Immagini dei due sistemi di lenti utilizzati in questo studio, B1608+656 e Rxj1131. Le lettere da A a D indicano immagini del quasar sullo sfondo, G1 e G2 sono le galassie che fungono da lenti (nell’immagine a sinistra), G è la galassia lente (nell’immagine a destra) che ha una galassia satellite, S. Crediti: Mpa.

Negli ultimi anni, i cosmologi hanno sempre più utilizzato le lenti gravitazionali per misurare le distanze, sfruttando il fatto che, in un sistema di immagini multiple, un osservatore vedrà i fotoni arrivare da direzioni diverse in momenti diversi a causa della differenza nelle lunghezze del percorso ottico per le varie immagini. Questa misurazione fornisce pertanto una dimensione fisica della lente e il confronto con la dimensione osservata in cielo permette di stimare la distanza geometrica chiamata distanza di diametro angolare. Tali misurazioni di distanza in astronomia sono alla base della misura della costante di Hubble.

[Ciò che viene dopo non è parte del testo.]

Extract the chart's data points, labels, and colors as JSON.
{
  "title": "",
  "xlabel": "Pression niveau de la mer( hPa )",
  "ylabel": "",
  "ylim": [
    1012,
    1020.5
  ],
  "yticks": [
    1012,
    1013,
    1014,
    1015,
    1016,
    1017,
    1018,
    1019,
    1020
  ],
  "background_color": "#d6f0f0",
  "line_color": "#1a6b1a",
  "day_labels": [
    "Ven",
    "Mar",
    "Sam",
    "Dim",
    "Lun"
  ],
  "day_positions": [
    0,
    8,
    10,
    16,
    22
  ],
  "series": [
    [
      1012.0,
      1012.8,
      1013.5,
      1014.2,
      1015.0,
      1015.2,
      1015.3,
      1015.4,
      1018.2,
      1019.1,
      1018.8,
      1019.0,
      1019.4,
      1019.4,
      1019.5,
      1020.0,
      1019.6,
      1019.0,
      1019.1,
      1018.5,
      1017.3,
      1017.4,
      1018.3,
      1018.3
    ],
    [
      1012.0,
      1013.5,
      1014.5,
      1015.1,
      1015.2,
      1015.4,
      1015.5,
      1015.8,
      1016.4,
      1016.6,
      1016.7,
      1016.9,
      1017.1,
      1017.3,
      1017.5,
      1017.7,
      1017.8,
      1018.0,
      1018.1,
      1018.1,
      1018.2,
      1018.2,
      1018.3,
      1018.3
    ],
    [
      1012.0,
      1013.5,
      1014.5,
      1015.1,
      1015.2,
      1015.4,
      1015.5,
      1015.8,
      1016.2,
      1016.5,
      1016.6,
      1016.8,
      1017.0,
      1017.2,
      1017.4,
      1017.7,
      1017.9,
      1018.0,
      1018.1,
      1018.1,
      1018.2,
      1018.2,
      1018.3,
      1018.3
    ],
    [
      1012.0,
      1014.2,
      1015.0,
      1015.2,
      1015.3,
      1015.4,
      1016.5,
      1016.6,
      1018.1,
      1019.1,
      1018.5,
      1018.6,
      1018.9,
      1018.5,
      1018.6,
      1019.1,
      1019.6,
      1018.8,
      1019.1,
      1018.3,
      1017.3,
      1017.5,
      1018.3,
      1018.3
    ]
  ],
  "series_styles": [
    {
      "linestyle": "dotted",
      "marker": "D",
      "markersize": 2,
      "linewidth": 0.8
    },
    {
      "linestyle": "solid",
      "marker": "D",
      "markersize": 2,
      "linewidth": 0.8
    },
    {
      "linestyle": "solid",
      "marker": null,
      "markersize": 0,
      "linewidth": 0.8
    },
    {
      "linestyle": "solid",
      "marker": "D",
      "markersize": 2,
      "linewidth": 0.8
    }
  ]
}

«Esistono diversi modi per misurare le distanze nell’universo, in base alla nostra conoscenza dell’oggetto la cui distanza si vuole misurare», spiega Sherry Suyu (Mpa/Tum), esperto mondiale nell’uso delle lenti gravitazionali per determinare la costante di Hubble. «Una tecnica ben nota è la distanza di luminosità che utilizza esplosioni di supernove; tuttavia, occorre adottare un calibratore esterno della scala della distanza assoluta. Con la nostra analisi dei sistemi di lenti gravitazionali possiamo fornire un vincolo completamente nuovo e indipendente per questo metodo».

Il team ha utilizzato due potenti sistemi di lenti gravitazionali – B1608+656 e Rxj1131 – in ciascuno dei quali sono evidenti quattro immagini di una galassia sullo sfondo, con una o due galassie in primo piano che agiscono come lenti. Questa configurazione relativamente semplice ha permesso agli scienziati di produrre un modello di lente accurato e quindi di misurare le distanze di diametro angolare con una precisione dal 12 al 20 per cento per ogni lente. Queste distanze sono quindi state usate come riferimento per 740 supernove riportate nel catalogo pubblico Joint Light-curve Analysis dataset.

Diagramma di Hubble derivato, utilizzando i due sistemi di lenti (punti rossi e gialli) come ancore per le supernovae 740 nel set di dati JLA. Crediti: Mpa.

«Per costruzione, il nostro metodo è insensibile ai dettagli del presunto modello cosmologico», afferma Inh Jee (Mpa), che ha fatto l’analisi statistica e ha combinato i dati della supernove con le distanze della lente. «Abbiamo ottenuto un valore abbastanza elevato per la costante di Hubble e, sebbene la nostra misurazione abbia una maggiore incertezza rispetto ad altri metodi diretti, il valore trovato è dominato dall’incertezza statistica perché utilizziamo solo due sistemi di lenti». Il valore per la costante di Hubble basato su questa nuova analisi è 82 +/- 8 chilometri al secondo per megaparsec, coerente con i valori derivati ​​dalla scala delle distanze che utilizzano candele standard, nonché con i valori delle distanze di ritardo, in cui sono stati utilizzati altri sistemi di lenti gravitazionali per determinare direttamente la costante di Hubble.

«Ancora una volta, questa nuova misurazione conferma che sembra esserci una differenza sistematica nei valori ottenuti per la costante di Hubble derivata direttamente da sorgenti locali o intermedie e indirettamente dal fondo cosmico a microonde», afferma Eiichiro Komatsu, direttore di Mpa, che ha supervisionato questo progetto. «Se confermato da ulteriori misurazioni, questa discrepanza richiederebbe una revisione del modello cosmologico standard».